Lecture 4 Acute/Chronic Leukemias Flashcards
What are categories of malignant myeloid leukemias?
There is
1) “Preleukemia” DMPS 1, 2, 3, 4, 5
2) Acute M0, M1, … M7
3) Chronic - PV, CML, AMM, ET
What are the categories of Lymphoid leukemias?
Lymphoid leukemias types:
1) Acute (L1, L2, L3)
2) Chronic (CLL, HCL)
3) Plasma cell dyscrasias (MM, PCL, WM, HCD)
4) Lymphomas
What are some chronic myeloproliferative disorders?
- Polycythemia Vera
- Chronic Myelogneous Leukemia
- Agnogenic (Idiopathic) Myeloid Metaplasia or Myelofibrosis
- Essential Thrombocythemia
- Chronic Neutrophilic Leukemia
What is a malignancy?
Malignancy: Deadly or capable of producing death.
What is a leukemia?
Leukemia is an acute or chronic disease of unknown etiological factors characterized by unrestrained growth of leukocytes and their precursors in the tissues.
Characterized by abnormal cells in bone marrow and peripheral blood.
What are the causes of leukemias?
Leukemias appear to be caused by mutation and altered expression of oncogenes and tumor suppressor genes.
These abnormal oncogenes and tumor suppressor genes produce a cell that either produces an unregulated growth or proliferation or does not respond to control or regulation of the cell cycle.
Is Leukemia inherited?
No, but identical twins and family members of a person with leukemia have an increased risk of developing the disease, especially identical twins.
What conditions / environment makes developing leukemia more likely?
Developing leukemia is more likely if:
1) Patients with congenital disorders that have an inherited tendency for chromosomal fragility (Bloom’s syndrome, Franconi’s anemia, Down’s syndrome, Klinefelter’s and Turner’s syndrome)
2) Immunodeficiency - hereditary type (i.e. agammaglobulinemia)
3) Chronic Marrow dysfunction - e.g. myelodysplastic syndromes, myeloproliferative disorders –> acute leukemias
4) Ionizing Radiation exposure –> can lead to acute & chronic types
5) Chemical and Drugs (e.g. benzene, or pharmacological agents such as chloramphenicol and phenylbutazone, cytotoxic chemotherapy drugs)
6) Viruses (e.g. T-cell leukemia-lymphoma virus (HTLV-I), HTLV-II isolated from Hairy Cell Leukemia and Epstein-Barr virus.)
What is the different in the presentation of anemia, thrombocytopenia, WBC count and organomegaly between acute versus chronic leukemias?
Leukemia differences
1) Acute has mild to severe anemia, whereas chronic is mild anemia only.
2) Acute has mild to severe thrombocytopenia whereas chronic is mild thrombocytopenia only.
3) Acute has a variable WBC count but in chronic WBC is increased.
4) Acute has only mild organomegaly but in chronic case it is prominent.

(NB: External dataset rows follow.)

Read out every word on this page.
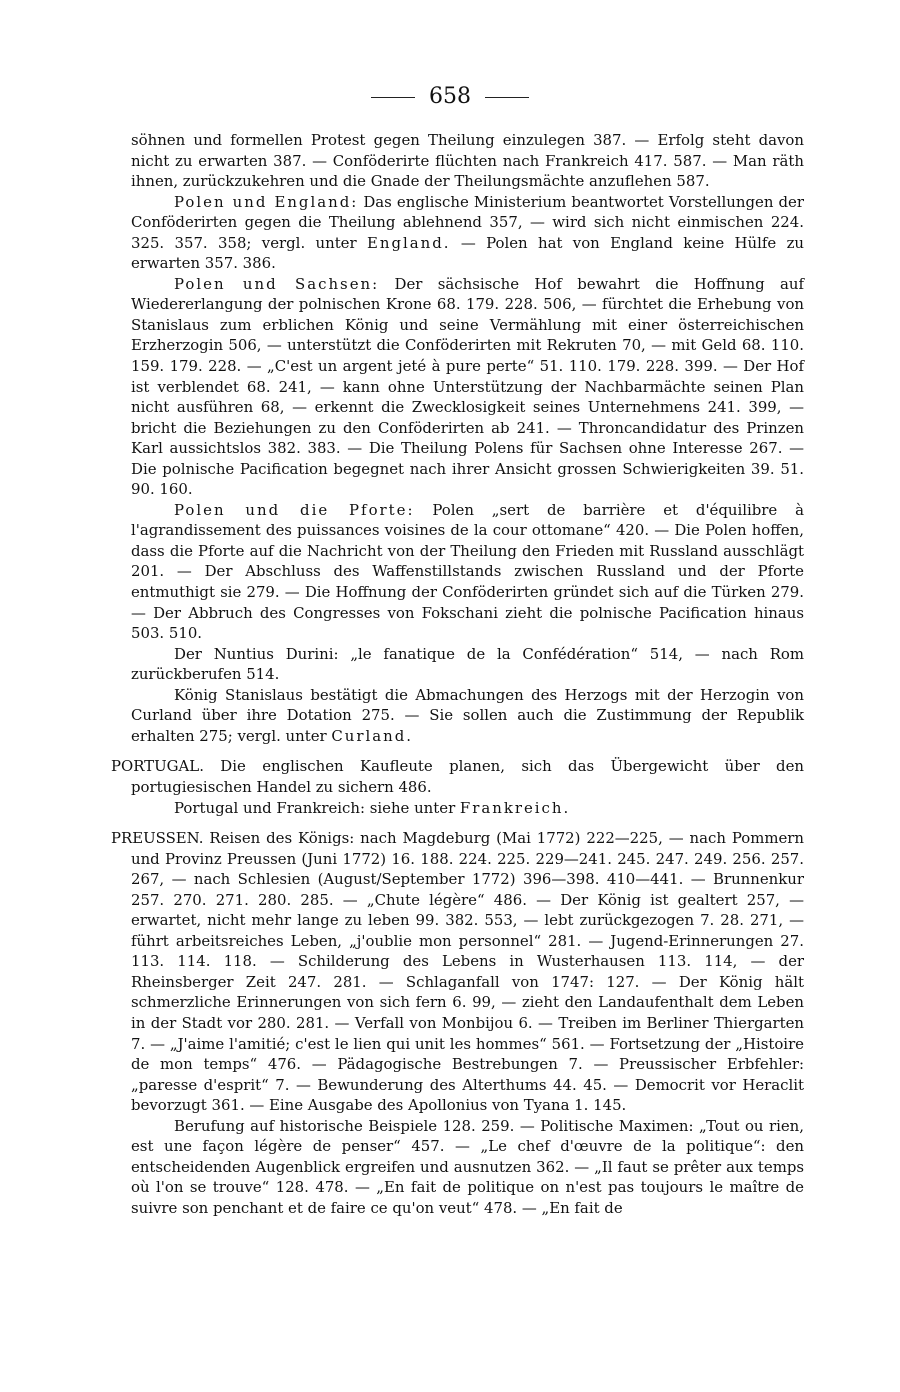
658

söhnen und formellen Protest gegen Theilung einzulegen 387. — Erfolg steht davon nicht zu erwarten 387. — Conföderirte flüchten nach Frankreich 417. 587. — Man räth ihnen, zurückzukehren und die Gnade der Theilungsmächte anzuflehen 587.

Polen und England: Das englische Ministerium beantwortet Vorstellungen der Conföderirten gegen die Theilung ablehnend 357, — wird sich nicht einmischen 224. 325. 357. 358; vergl. unter England. — Polen hat von England keine Hülfe zu erwarten 357. 386.

Polen und Sachsen: Der sächsische Hof bewahrt die Hoffnung auf Wiedererlangung der polnischen Krone 68. 179. 228. 506, — fürchtet die Erhebung von Stanislaus zum erblichen König und seine Vermählung mit einer österreichischen Erzherzogin 506, — unterstützt die Conföderirten mit Rekruten 70, — mit Geld 68. 110. 159. 179. 228. — „C'est un argent jeté à pure perte“ 51. 110. 179. 228. 399. — Der Hof ist verblendet 68. 241, — kann ohne Unterstützung der Nachbarmächte seinen Plan nicht ausführen 68, — erkennt die Zwecklosigkeit seines Unternehmens 241. 399, — bricht die Beziehungen zu den Conföderirten ab 241. — Throncandidatur des Prinzen Karl aussichtslos 382. 383. — Die Theilung Polens für Sachsen ohne Interesse 267. — Die polnische Pacification begegnet nach ihrer Ansicht grossen Schwierigkeiten 39. 51. 90. 160.

Polen und die Pforte: Polen „sert de barrière et d'équilibre à l'agrandissement des puissances voisines de la cour ottomane“ 420. — Die Polen hoffen, dass die Pforte auf die Nachricht von der Theilung den Frieden mit Russland ausschlägt 201. — Der Abschluss des Waffenstillstands zwischen Russland und der Pforte entmuthigt sie 279. — Die Hoffnung der Conföderirten gründet sich auf die Türken 279. — Der Abbruch des Congresses von Fokschani zieht die polnische Pacification hinaus 503. 510.

Der Nuntius Durini: „le fanatique de la Confédération“ 514, — nach Rom zurückberufen 514.

König Stanislaus bestätigt die Abmachungen des Herzogs mit der Herzogin von Curland über ihre Dotation 275. — Sie sollen auch die Zustimmung der Republik erhalten 275; vergl. unter Curland.

PORTUGAL. Die englischen Kaufleute planen, sich das Übergewicht über den portugiesischen Handel zu sichern 486.

Portugal und Frankreich: siehe unter Frankreich.

PREUSSEN. Reisen des Königs: nach Magdeburg (Mai 1772) 222—225, — nach Pommern und Provinz Preussen (Juni 1772) 16. 188. 224. 225. 229—241. 245. 247. 249. 256. 257. 267, — nach Schlesien (August/September 1772) 396—398. 410—441. — Brunnenkur 257. 270. 271. 280. 285. — „Chute légère“ 486. — Der König ist gealtert 257, — erwartet, nicht mehr lange zu leben 99. 382. 553, — lebt zurückgezogen 7. 28. 271, — führt arbeitsreiches Leben, „j'oublie mon personnel“ 281. — Jugend-Erinnerungen 27. 113. 114. 118. — Schilderung des Lebens in Wusterhausen 113. 114, — der Rheinsberger Zeit 247. 281. — Schlaganfall von 1747: 127. — Der König hält schmerzliche Erinnerungen von sich fern 6. 99, — zieht den Landaufenthalt dem Leben in der Stadt vor 280. 281. — Verfall von Monbijou 6. — Treiben im Berliner Thiergarten 7. — „J'aime l'amitié; c'est le lien qui unit les hommes“ 561. — Fortsetzung der „Histoire de mon temps“ 476. — Pädagogische Bestrebungen 7. — Preussischer Erbfehler: „paresse d'esprit“ 7. — Bewunderung des Alterthums 44. 45. — Democrit vor Heraclit bevorzugt 361. — Eine Ausgabe des Apollonius von Tyana 1. 145.

Berufung auf historische Beispiele 128. 259. — Politische Maximen: „Tout ou rien, est une façon légère de penser“ 457. — „Le chef d'œuvre de la politique“: den entscheidenden Augenblick ergreifen und ausnutzen 362. — „Il faut se prêter aux temps où l'on se trouve“ 128. 478. — „En fait de politique on n'est pas toujours le maître de suivre son penchant et de faire ce qu'on veut“ 478. — „En fait de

How many blasts are in the marrow / peripheral blood in chronic versus acute leukemia?
Chronic leukemia < 30% blasts in marrow (rule, FAB? Classification); <= 5% in peripheral blood (guideline)
Acute leukemia > 30% blasts in marrow (often almost 100%) (rule, FAB?); > 5% blasts in peripheral blood (guideline)
What are chronic myeloproliferative disorders?
Chronic myeloproliferative disorders:
1) Result of malignant transformation of pluripotent stem cell defect showing proliferation of one or more cell lines.
2) Abnormal proliferation of granulocytes, erythrocytes, megakaryocytes, and fibroblasts involved.
3) Shares common clinical and hematological features with own individual characteristics.
In what way does Chronic Myelogenous Leukemia mimic a leukemoid reaction due to inflammation?
CML mimics a leukemoid reaction by:
1. High WBC count
2. Left Shift
3. Elevated platelet count.
How can the doctor distinguish CML from a leukemoid reaction?
Test for LAP. CML shows decreased LAP whereas infections and inflammations show increased activity.
CML would also be without a fever.
What does the bone marrow look like in CML?
CML bone marrow is:
1. Hypercellular with decreased fat spaces due to myeloid hyperplasia.
2. Most cells display various stages of granulocytes.
3. Megakaryocytes frequently increased.
4. Reticulin stain may demonstrate increased fibrosis.
What chemical tests are increased in CML?
Uric acid, LDH and serum B12 are all increased in CML due to increased destruction of leukocytes.